Cumartesi günkü yazınızı okurken, karşımda kendi kızım varmış gibi hissettim. Alya’dan bir yaş küçük Parla adında, sizinki gibi sevgi dolu ve çok açık sözlü bir kızım var.
Bu özelliği bazen çok zor durumda bırakabiliyor beni.
Ama ben bu yaşımda, hala o özgüvene sahip olamadığım için, hoşuma da gidiyor.
Bu sene ilk kez aşık oldu.
Herkesin ilkokul aşkı vardır. Bir gün bana, “Anne, ben Efe’ye aşığım ama o bana değil” dedi. Ben de, “Nereden biliyorsun?” dedim. Çünkü ona gidip söyledim, “Sana aşığım. Sen de bana aşık mısın?” dedim. O da bana, “Hayır, seni arkadaş gibi seviyorum!” dedi.
Kızıma, “Boş ver takma Parla!” dedim.
O da, “Takmıyorum zaten” dedi, “Efe yok ama Batu’yla, Burak var!” (İpek Su.)
-Bravo Parla’ya! Efe yok ama Batu’yla, Burak var formülüne bayıldım. Napalmım hayat böyle. Gerçekçi olmak lazım, bir de pratik! Bence Parla’nın yaşadıklarını ve duygularını açıkça ifade edebilmesi şahane… Böyle bir özgüveni olduğu sürece hayatta asla yıkılmaz!
12 yaşındaki kızım İngiltere’ye yaz okuluna gitmek istediğini söyleyince…
Kızım Almina yaz okuluna gitmek istediğini söylediğinde 12 yaşındaydı.
“İngiltere’de harika bir yaz okulu buldum!” dedi.
Şaşkınlıktan küçük dilimi yutacaktım.
“Neee?” dedim, “İngiltere mi?”
İlk defa tek başına bir yere gidecekti, hem de İngiltere’ye, öyle mi? Böyle bir şeyi nasıl kabul edebilirdim! Kızım henüz 12’ydi. Çok küçüktü. İzin veremezdim.
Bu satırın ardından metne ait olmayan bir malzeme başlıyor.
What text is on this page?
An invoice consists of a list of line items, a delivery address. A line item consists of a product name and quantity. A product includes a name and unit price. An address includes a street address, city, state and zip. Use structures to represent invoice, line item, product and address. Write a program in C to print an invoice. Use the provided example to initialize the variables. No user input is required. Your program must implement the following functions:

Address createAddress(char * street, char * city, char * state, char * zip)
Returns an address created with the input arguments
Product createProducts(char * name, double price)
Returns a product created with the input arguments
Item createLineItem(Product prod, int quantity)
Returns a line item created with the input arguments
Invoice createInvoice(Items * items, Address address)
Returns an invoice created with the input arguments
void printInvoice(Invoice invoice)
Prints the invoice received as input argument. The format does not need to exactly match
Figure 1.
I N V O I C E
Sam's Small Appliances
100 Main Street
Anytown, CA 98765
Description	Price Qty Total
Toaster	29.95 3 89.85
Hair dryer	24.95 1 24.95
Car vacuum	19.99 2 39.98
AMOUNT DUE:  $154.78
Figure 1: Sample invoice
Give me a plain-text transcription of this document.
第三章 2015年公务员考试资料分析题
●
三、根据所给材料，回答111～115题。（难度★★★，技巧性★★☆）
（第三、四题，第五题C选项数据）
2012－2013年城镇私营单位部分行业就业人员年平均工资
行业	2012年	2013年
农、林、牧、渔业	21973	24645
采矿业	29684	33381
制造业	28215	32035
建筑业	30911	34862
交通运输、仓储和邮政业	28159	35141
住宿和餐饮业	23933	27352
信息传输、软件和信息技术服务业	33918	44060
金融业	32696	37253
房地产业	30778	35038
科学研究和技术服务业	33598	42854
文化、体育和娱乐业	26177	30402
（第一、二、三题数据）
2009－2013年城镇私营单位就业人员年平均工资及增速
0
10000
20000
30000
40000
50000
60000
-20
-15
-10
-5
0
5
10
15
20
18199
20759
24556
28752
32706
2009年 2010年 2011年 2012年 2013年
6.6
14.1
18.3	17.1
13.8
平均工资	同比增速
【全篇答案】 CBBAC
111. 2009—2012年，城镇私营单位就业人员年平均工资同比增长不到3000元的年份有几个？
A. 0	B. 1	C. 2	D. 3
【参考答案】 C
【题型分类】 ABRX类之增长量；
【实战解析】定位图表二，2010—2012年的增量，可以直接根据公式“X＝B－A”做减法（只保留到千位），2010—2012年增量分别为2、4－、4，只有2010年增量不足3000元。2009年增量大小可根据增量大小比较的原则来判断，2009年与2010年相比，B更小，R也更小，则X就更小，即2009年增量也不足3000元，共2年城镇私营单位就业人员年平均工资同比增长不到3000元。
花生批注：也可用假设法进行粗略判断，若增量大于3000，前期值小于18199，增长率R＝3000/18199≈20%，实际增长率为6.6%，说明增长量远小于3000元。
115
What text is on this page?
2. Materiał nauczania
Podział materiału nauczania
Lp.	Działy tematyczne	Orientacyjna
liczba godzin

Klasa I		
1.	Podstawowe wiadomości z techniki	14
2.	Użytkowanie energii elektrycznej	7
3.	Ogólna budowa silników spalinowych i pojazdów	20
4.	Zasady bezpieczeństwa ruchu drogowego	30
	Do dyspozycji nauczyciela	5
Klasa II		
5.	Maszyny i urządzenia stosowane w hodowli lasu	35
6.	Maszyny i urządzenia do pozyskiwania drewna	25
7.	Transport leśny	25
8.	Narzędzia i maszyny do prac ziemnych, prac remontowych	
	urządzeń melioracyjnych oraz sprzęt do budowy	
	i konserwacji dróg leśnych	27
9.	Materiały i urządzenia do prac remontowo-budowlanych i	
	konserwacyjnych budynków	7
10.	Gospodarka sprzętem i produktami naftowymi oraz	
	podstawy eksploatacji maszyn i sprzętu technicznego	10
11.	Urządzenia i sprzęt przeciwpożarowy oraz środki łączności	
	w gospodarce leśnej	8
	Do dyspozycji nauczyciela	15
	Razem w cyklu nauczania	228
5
Annem ve babamla konuşmaya karar verdim. Beni biraz olsun rahatlatacaklarını beklerken, onlar daha fazla tepki gösterdi. Ciddi ciddi itiraz ettiler. Küçücük kız, tek başına İngiltere’ye mi gider miymiş! Olacak şey miymiş!
Almina’ya çok açık davrandım.
“Böyle bir deneyim yaşamanı istiyorum ama tedirginim…” dedim.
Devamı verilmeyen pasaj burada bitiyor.